There are many others guilty, however, because the decision to hold back supporting arms fire–artillery and air–was promulgated by the restrictive ROE put in place by General Stanley McChrystal. And that was put in place because the Command structure had determined the best way to proceed with the Afghan operation was within the paradigm of COIN doctrine. COIN doctrine was selected given the Op Order produced by the Pentagon which got its assessment from Sec Def. Sec Def was poisoned by a politically correct and academically stunted body politic who could not, and cannot, stand the truth about either Afghanistan or the teachings of its prevailing religion. So if these Officers are guilty of the deaths of those service members, so is the entire command/political structure that created the situation in the first place.
There is absolutely no question that the Officers given charge of those supporting arms assets are guilty of poor judgment that day, and I know there are those reading this who will argue the point. The problem for those who see it differently, however, is that the UCMJ does not give any of us “wiggle room” to declare our actions as correct just because we are “following orders.” Anyone who wears the uniform is held to a higher standard, and that requires the individual to assess the orders he is given and disobey orders that are illegal. While that standard may not always be easy to determine, it is nevertheless the standard.
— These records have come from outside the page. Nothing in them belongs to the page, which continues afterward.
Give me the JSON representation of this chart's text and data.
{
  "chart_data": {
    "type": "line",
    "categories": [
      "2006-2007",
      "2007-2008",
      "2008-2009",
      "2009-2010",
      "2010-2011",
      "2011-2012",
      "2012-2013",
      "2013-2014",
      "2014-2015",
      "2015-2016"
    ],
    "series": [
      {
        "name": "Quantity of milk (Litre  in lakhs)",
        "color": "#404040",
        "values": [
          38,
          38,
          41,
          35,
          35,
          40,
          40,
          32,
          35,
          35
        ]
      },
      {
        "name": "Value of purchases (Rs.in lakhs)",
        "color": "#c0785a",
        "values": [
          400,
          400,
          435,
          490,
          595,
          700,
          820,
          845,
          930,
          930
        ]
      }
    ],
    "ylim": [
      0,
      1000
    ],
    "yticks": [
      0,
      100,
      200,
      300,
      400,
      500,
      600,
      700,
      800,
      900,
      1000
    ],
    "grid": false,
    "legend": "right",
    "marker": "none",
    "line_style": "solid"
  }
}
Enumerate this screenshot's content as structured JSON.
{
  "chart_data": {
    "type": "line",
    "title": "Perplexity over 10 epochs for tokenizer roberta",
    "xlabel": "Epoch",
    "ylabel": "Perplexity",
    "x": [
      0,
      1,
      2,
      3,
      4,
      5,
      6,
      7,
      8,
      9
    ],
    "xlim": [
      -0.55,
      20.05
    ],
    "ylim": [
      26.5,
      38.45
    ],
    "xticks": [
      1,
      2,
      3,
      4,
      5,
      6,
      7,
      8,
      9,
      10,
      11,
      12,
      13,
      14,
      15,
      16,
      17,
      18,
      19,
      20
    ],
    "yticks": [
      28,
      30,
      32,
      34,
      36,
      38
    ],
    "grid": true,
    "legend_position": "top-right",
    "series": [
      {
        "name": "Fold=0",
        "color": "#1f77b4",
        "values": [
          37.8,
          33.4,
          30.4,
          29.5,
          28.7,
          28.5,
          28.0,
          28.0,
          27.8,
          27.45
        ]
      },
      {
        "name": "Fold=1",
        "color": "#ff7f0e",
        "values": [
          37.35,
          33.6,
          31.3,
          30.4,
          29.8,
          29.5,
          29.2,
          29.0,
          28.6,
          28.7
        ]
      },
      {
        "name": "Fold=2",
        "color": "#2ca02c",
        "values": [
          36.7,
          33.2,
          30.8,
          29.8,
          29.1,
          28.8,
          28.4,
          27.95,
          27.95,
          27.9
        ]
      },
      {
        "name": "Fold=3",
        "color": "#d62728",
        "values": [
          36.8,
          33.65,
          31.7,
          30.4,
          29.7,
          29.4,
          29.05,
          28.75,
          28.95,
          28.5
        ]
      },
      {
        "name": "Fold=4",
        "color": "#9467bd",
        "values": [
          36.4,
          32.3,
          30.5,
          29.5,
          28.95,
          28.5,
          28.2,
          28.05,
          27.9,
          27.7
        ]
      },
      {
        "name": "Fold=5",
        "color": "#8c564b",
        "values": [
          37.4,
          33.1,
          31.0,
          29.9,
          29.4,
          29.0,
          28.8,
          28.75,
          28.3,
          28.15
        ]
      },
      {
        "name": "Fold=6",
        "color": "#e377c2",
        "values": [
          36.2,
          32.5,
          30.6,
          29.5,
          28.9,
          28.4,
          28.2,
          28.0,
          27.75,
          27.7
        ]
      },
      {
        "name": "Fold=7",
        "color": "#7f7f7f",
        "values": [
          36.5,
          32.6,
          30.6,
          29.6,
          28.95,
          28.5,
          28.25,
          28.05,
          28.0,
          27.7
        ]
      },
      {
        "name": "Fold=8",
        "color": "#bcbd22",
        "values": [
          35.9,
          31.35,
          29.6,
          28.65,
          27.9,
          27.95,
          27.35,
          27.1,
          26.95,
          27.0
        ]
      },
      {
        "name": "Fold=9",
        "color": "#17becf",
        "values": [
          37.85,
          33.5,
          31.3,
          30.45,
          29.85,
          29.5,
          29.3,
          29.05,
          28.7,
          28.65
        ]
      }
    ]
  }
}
Any Officer who would deny providing an asset designed to protect the lives of our service members – especially under these circumstances, is not worthy of the uniform. And yes providing either artillery or air that day may well have increased the risk of civilian casualties and for those Officers, their careers may well have been shortened anyway but I will bet they would be sleeping a whole lot better!
And what of our Politicians who, for the most part, have been sitting idly by while we have watched incident after incident unfold in which American Servicemen have been killed or brutalized? How many times must we write these stories or call them demanding they take action before we declare the entire system irrevocably corrupted and their lack of action, criminal? How many more Servicemen need to suffer–not the pains of war but wounds inflicted by a flawed strategy born of a stubborn adherence to a faulty understanding of the enemy born out of politically correct tripe?